"From this hour I ordain myself loos'd of limits and imaginary lines, going where I list, my own master total and absolute, Listening to others, considering well what they say, Pausing, searching, receiving, contemplating, Gently, but with undeniable will, divesting myself of the holds that would hold me."
Walt Whitman (1819-92)
"When I look back now over my life and call to mind what I might have had simply for taking and did not take, my heart is like to break."
Akhenaton (d. c.1354 BC)
And now, the current weather, from some random person we pulled off the street:
Wednesday, January 07, 2004
Holding the Rose, Carefully
im-i-tate Function: transitive verb
Etymology: Latin imitatus, past participle of imitari -- more at IMAGE
Date: 1534
1 : to follow as a pattern, model, or example
2 : to be or appear like :
3 : The greatest complement one can give
I had a very unexpected and deep blessing yesterday.
First, I am going to have to back up a bit and fill in the story. I'll do it quick, bear with me. I'll have to be a bit vague as well, you'll understand in a moment.
A friend of mine was having some difficult marital problems last year. She found that her husband was frequently lying and might even be cheating on her. She was speaking candidly about it to me and told me that she wanted to divorce him, and looked at me and said "Why can't I just be happy?" She had tears in her eyes, she was hurting so badly inside.
Some moments just burn themselves into your memory. That was one of them. Her heart was breaking just as her voice was when she said it.
I told her that I would pray for her, and specifically I would pray for her husband to become the man she wanted him to be. And that's what I did, pray for that to happen in her life and her husband's life.
Never take prayer lightly. The stuff works.
Fast forward six months to just before Christmas when I saw her again. We were chatting and I picked up something between the lines from a few things that were said. The first thing I picked up was that her husband had drastically changed his behavior, and was falling into line with what she had wanted.
The second thing was not as encouraging. And I only suspected it, but felt that, as a friend, I could ask.
"You are running around on your husband aren't you?"
Her eyes got big. I was right. She embarrassingly admitted it. Yes, she was.
We talked for a good long time. I pointed out to her that now, with the situation the way it was, she was being the roadblock to her marriage, and perhaps even a worse one than her husband had been. It is surprising to me how easily we become the thing we hate. I've done it in the past and now she had done it too. Perhaps in some warped way, its our way of taking revenge, of showing that we can scrap just as well as those we feel have hurt us.
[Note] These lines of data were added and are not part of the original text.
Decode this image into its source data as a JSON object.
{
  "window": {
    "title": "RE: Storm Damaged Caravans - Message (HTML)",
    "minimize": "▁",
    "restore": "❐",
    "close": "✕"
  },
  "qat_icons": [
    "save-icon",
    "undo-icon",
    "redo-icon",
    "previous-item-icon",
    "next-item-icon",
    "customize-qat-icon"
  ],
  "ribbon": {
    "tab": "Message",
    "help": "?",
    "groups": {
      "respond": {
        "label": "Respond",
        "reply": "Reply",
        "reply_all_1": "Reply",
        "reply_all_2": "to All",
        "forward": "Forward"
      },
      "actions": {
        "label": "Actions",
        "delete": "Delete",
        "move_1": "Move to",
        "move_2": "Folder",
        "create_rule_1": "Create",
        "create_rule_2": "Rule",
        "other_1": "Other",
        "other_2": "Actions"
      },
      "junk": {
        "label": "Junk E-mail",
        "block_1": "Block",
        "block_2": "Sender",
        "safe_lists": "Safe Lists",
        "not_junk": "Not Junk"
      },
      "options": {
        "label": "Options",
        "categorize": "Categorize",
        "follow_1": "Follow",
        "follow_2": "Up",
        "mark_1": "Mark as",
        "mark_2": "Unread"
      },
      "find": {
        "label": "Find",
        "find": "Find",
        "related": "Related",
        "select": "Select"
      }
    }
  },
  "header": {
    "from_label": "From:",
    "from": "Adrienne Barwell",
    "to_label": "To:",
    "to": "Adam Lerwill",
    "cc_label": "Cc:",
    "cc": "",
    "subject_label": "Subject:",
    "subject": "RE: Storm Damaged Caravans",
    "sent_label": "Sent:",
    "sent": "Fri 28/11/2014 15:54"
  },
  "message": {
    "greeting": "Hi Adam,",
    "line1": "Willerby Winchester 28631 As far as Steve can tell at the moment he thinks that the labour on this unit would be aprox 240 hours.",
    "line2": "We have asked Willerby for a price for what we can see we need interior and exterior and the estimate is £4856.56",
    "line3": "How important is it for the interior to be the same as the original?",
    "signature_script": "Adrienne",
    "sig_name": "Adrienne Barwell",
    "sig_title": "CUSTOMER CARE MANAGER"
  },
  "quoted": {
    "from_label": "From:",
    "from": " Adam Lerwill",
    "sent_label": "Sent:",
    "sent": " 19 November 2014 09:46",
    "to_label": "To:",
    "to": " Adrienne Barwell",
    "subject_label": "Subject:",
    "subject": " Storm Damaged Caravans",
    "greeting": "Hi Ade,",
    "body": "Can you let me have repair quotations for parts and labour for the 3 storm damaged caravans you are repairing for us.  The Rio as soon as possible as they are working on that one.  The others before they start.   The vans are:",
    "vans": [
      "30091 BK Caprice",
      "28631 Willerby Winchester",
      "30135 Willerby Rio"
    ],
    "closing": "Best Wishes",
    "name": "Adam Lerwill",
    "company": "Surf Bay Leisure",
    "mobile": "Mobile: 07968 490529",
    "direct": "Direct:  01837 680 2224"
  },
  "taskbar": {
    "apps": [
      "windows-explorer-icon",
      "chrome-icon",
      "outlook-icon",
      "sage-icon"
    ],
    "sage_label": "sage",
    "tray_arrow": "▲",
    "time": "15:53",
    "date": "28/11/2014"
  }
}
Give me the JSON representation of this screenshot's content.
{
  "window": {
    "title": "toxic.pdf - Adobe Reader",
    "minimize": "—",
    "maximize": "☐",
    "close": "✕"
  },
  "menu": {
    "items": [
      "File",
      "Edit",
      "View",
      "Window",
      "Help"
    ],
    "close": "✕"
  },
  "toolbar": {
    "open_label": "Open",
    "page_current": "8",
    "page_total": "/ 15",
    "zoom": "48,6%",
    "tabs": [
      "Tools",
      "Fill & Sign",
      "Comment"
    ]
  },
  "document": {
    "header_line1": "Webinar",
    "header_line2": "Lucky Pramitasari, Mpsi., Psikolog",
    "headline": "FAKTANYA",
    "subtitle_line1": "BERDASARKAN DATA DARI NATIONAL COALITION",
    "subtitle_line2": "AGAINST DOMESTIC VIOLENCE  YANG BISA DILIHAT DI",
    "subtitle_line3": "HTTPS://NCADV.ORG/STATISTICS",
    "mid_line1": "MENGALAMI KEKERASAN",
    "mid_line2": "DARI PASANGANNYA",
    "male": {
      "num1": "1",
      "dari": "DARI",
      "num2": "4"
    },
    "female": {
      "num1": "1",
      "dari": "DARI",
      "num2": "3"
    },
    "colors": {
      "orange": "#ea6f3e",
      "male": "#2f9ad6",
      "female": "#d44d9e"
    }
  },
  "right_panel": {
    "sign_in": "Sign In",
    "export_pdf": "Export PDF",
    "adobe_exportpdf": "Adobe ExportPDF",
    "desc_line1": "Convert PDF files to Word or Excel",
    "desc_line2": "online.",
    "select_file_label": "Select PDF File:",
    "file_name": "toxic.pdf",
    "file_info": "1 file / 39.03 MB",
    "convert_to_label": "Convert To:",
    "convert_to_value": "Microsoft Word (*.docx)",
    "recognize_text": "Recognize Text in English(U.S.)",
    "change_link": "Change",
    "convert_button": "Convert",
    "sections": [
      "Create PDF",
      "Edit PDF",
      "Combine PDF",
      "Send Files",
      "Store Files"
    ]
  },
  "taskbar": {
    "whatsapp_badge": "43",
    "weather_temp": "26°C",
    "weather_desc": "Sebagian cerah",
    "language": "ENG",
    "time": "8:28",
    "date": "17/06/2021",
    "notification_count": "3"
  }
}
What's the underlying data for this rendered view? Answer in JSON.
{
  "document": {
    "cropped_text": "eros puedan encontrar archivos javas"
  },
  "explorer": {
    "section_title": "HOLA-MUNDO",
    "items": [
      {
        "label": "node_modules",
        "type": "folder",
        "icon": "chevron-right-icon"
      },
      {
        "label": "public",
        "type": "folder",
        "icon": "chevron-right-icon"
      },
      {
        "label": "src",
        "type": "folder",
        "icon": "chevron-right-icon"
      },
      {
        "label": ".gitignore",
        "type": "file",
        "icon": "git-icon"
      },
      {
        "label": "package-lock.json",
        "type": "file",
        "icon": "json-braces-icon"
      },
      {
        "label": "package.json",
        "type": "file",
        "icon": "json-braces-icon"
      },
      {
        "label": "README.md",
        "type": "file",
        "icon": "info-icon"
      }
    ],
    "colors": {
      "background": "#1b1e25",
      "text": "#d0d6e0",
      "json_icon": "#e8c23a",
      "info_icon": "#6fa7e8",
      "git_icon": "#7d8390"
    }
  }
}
Well, I saw her again this week.
I was not about to bring up the topic of her marriage again. I had said what I felt and what I thought was right about what she was doing, and I never mix my approval of a person's actions with my friendships. I can hate the act and love the actor, if you will. But she raised the topic almost immediately.
"I did a lot of thinking about what you said a few weeks ago," she said. "I think you were right. I've stopped what I was doing and I've broken off that relationship. My marriage will either stand or fall on its own legs."
The short time we had talked about it, a month ago, had made such an impression on her that she had made a major life change. I can't express how deeply I was honored.
That, to me, is one of the greatest complements a person can receive, to know that you might have made a difference, that things are somehow better in another person's life because you were there.
If I could choose for myself one destiny, one legacy to leave behind, it would be that. To have made a difference, to have touched the lives of others, to have been given the privilege of being the person that God chooses to be there when He needs one of His roses carefully and delicately tended. And the rose must be held ever so gently, because God loves it so much.
People act badly so many times, I think, because they simply can't see any other alternative. They don't think that home can ever be fixed, so they venture outside of it for what they feel they need. Then a spouse does the same thing in payment for being hurt. Neither one thinks of the fact that, together, they could fix it, make home what they wanted it to be all along. Instead, they will take actions that crumble families and lives.
I've seen it just too many times.
But what an honor I was given, to have my advice taken seriously and even acted upon. That is the best of complements, the truest mark of a friend.
Nothing in life is as good as the marriage of true minds between man and woman. As good? It is life itself.